Die Firma Uerdingen war eine von zwei Herstellern, die den Auftrag zum Bau von Leichtbaukesselwagen erhielt. Während bei der Bauart Deutz die Kopfstücke am Kesselende befestigt sind, haben die Uerdinger Wagen einen durchgehenden Fahrzeugrahmen, auf dem die Kessel aufliegen. Zuerst wurde die 30 m³-Version in Auftrag gegeben. Die Herstellern Uerdingen, MAN, Busch, SEAG u. a. haben im Zeitraum von 1941 bis 1943 ca. ca. 3.700 Kesselwagen gebaut, die nach dem Zweiten Weltkrieg großteils bei der DB und DR sowie anderen benachbarten Bahnverwaltungen verblieben sind.
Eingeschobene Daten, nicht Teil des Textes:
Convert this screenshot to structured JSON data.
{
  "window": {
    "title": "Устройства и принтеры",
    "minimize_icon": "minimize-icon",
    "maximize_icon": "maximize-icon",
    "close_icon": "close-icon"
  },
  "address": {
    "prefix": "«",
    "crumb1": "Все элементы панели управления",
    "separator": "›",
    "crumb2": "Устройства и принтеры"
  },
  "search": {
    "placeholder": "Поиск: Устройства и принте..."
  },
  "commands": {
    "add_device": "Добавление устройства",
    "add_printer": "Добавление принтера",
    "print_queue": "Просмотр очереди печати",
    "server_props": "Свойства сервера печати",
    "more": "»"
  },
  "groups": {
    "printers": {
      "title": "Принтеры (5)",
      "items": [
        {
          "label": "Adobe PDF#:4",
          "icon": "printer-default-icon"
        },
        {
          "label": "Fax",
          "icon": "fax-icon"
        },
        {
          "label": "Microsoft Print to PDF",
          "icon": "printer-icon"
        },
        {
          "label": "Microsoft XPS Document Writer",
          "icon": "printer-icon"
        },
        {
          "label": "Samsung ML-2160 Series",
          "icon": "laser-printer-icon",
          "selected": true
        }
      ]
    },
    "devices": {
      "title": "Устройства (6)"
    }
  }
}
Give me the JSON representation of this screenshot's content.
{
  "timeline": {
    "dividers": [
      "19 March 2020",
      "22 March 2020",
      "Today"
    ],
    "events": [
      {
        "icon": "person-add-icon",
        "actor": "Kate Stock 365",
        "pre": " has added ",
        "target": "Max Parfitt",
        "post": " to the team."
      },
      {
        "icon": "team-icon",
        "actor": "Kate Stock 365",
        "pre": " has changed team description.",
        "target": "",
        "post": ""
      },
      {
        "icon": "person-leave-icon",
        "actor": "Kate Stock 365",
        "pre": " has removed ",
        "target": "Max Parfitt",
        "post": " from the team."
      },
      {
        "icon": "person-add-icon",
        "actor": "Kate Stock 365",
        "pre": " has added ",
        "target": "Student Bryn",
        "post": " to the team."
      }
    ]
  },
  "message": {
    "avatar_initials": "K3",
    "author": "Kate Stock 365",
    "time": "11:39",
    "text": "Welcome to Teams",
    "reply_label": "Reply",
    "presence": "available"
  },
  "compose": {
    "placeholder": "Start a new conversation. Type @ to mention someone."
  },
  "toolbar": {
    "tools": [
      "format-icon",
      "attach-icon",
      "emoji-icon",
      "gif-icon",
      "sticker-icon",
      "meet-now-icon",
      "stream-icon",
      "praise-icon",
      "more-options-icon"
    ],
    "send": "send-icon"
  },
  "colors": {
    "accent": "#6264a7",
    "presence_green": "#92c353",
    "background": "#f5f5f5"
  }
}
Bereits 1941 war die Lage in der Rüstungsindustrie sehr angespannt, und durch personelle Veränderungen wurde auch die organisatorische Nachschubversorgung geändert. Im Sonderausschuß Eisenbahn wurde im Frühjahr 1942 eine Produktionsvereinfachung und die Einschränkung der Typenvielfalt beschlossen. Ein neues Typenprogramm des SAE brachte einen Wagen zum Transport von Heizöl mit 24 m³ und einen Benzinwagen mit 30 m³ Volumen hervor. Der als neue Standardbauart angepriesene Kesselwagen fiel durch das auf gesamter Wagenlänge gezogene Sattelblech auf. Beim Bau der ca. 4.200 Wagen waren die Hersteller Stauding, SGP Graz, Uerdingen, Lüttgens und andere beteiligt. Auch diese Wagen verblieben großteils in Westdeutschland, ebenso in der DDR und den benachbarten Ländern. Zahlreiche Wagen wurden auch von Mineralölfirmen als Privatwagen eingestellt. Der Einsatz endete um die Jahrtausendwende.
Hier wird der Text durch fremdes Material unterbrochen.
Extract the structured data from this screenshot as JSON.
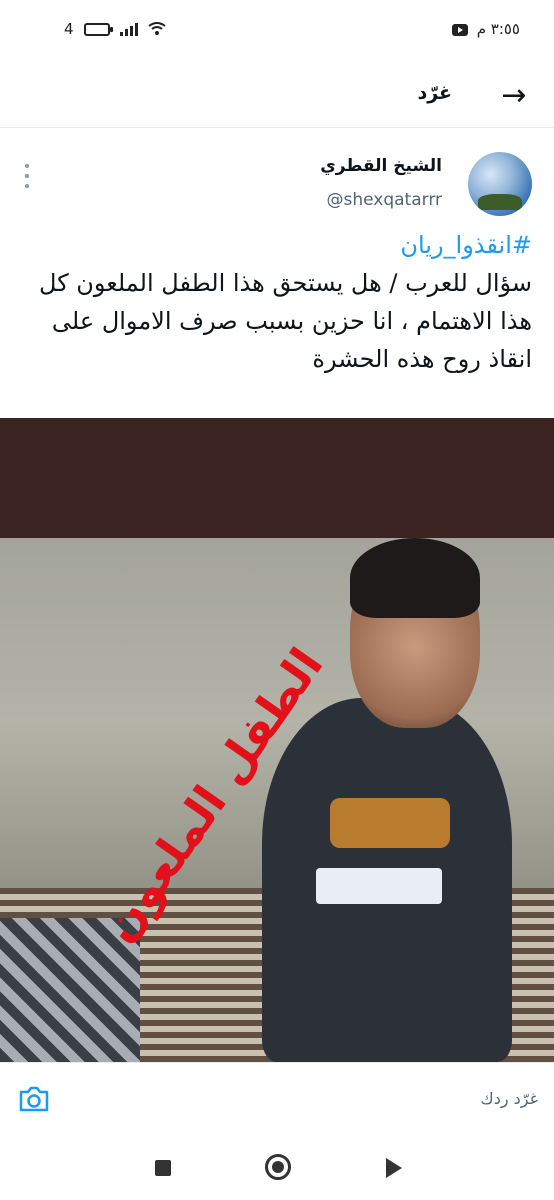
{
  "status_bar": {
    "time": "٣:٥٥ م",
    "battery_level": "4",
    "network_label": "4",
    "icons": [
      "youtube-icon",
      "battery-icon",
      "signal-icon",
      "wifi-icon"
    ]
  },
  "header": {
    "title": "غرّد",
    "back_icon": "arrow-right-icon"
  },
  "tweet": {
    "author_name": "الشيخ القطري",
    "author_handle": "@shexqatarrr",
    "hashtag": "#انقذوا_ريان",
    "body": "سؤال للعرب / هل يستحق هذا الطفل الملعون كل هذا الاهتمام ، انا حزين بسبب صرف الاموال على انقاذ روح هذه الحشرة",
    "media_overlay_text": "الطفل الملعون"
  },
  "reply_bar": {
    "placeholder": "غرّد ردك",
    "camera_icon": "camera-icon"
  },
  "colors": {
    "hashtag": "#1d9bf0",
    "handle": "#536471",
    "overlay": "#e2101a"
  }
}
Bis in die Mitte der 1950er Jahre war die Kohle dominierend in der Energieversorgung. Zahlreiche Zechen, vor allem im Ruhrgebiet, versorgten das gesamte Land mit dem unentbehrlichen Brennstoff. Die Wirtschaftspolitik der Bundesrepublik Deutschland und eine Ölschwemme auf den Weltmärkten bildeten die Grundlage für eine ab 1953 erfolgende rasante Umgestaltung des deutschen Energiesektors. Betrug der Mineralölverbrauch in Westdeutschland 1950 rund vier Millionen Tonnen, so hatte dieser sich bis 1955 auf 9,7 Mio. t mehr als verdoppelt und bis 1960 noch einmal verdreifacht auf über 28 Mio. t. 1973 war dann die Spitze bei 147 Mio. t erreicht. Von da an nahm der Verbrauch mit konjunkturellen Schwankungen langsam wieder ab auf aktuell ca. 110 Mio. t im letzten Jahrzehnt.
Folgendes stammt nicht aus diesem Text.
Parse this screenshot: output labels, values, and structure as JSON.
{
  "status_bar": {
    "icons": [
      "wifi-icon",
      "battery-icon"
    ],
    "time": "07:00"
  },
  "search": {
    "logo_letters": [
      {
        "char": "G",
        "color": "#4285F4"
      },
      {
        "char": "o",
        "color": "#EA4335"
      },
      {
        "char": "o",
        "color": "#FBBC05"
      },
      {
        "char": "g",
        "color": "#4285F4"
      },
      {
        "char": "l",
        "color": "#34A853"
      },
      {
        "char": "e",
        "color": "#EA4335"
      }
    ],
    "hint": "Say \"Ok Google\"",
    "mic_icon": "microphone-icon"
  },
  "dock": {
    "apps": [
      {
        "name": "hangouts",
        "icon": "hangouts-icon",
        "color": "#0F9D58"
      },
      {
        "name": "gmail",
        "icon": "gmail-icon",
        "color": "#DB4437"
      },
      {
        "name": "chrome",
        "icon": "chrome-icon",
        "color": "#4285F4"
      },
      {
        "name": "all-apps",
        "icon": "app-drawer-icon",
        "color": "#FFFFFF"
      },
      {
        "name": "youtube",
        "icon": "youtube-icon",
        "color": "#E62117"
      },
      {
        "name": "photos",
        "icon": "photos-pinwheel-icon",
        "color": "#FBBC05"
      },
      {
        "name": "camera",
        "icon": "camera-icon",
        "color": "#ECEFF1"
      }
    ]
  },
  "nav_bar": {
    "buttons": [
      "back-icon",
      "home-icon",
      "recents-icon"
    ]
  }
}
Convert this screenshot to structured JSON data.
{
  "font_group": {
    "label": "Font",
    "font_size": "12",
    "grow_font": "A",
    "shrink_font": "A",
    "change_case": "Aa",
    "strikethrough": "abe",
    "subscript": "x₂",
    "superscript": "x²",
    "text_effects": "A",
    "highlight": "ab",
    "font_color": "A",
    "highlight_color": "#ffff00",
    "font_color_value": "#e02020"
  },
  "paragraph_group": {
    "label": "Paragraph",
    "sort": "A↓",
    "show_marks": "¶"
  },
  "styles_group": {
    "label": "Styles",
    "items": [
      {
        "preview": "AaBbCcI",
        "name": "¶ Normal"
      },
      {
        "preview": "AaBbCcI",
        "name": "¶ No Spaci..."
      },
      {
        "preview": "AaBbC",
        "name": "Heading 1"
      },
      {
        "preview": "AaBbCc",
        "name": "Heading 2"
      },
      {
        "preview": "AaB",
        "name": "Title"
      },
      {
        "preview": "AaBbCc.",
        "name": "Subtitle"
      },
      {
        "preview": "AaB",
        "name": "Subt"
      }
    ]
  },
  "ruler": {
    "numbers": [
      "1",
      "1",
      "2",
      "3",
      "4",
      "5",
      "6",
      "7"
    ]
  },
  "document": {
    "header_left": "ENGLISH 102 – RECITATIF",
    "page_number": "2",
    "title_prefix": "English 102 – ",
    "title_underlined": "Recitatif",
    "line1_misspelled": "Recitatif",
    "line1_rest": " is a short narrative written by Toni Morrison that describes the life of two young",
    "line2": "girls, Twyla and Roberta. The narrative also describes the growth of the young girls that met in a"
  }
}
Diese beeindruckenden Zahlen bedeuteten auch für die Logistiker der Mineralölfirmen eine Herausforderung. Die Raffinerien – bislang entweder auf den deutschen Ölfeldern oder an den Küsten angesiedelt – wurden in die Verbrauchsräume verlegt. Die Rohölzufuhr erfolgte ab den Seehäfen über ein System von Pipelines. Die bisherige Gepflogenheit, den Groß- und Einzelhandel direkt ab Raffinerie zu beliefern, konnte auf Dauer nicht beibehalten werden. Bis in die 1970er Jahre entstand ein flächendeckendes Netz von Großtanklagern, das direkt mit dem Binnenschiff oder mit Ganzzügen der Eisenbahn beliefert wurde. Die Feinverteilung in der Fläche übernahmen dann Straßentankwagen. Die Eisenbahn konnte über die Jahre, auch Dank der Gewährung von Ausnahmetarifen, einen Anteil von ca. 25 bis 35 Prozent der Fertigprodukttransporte für sich verbuchen.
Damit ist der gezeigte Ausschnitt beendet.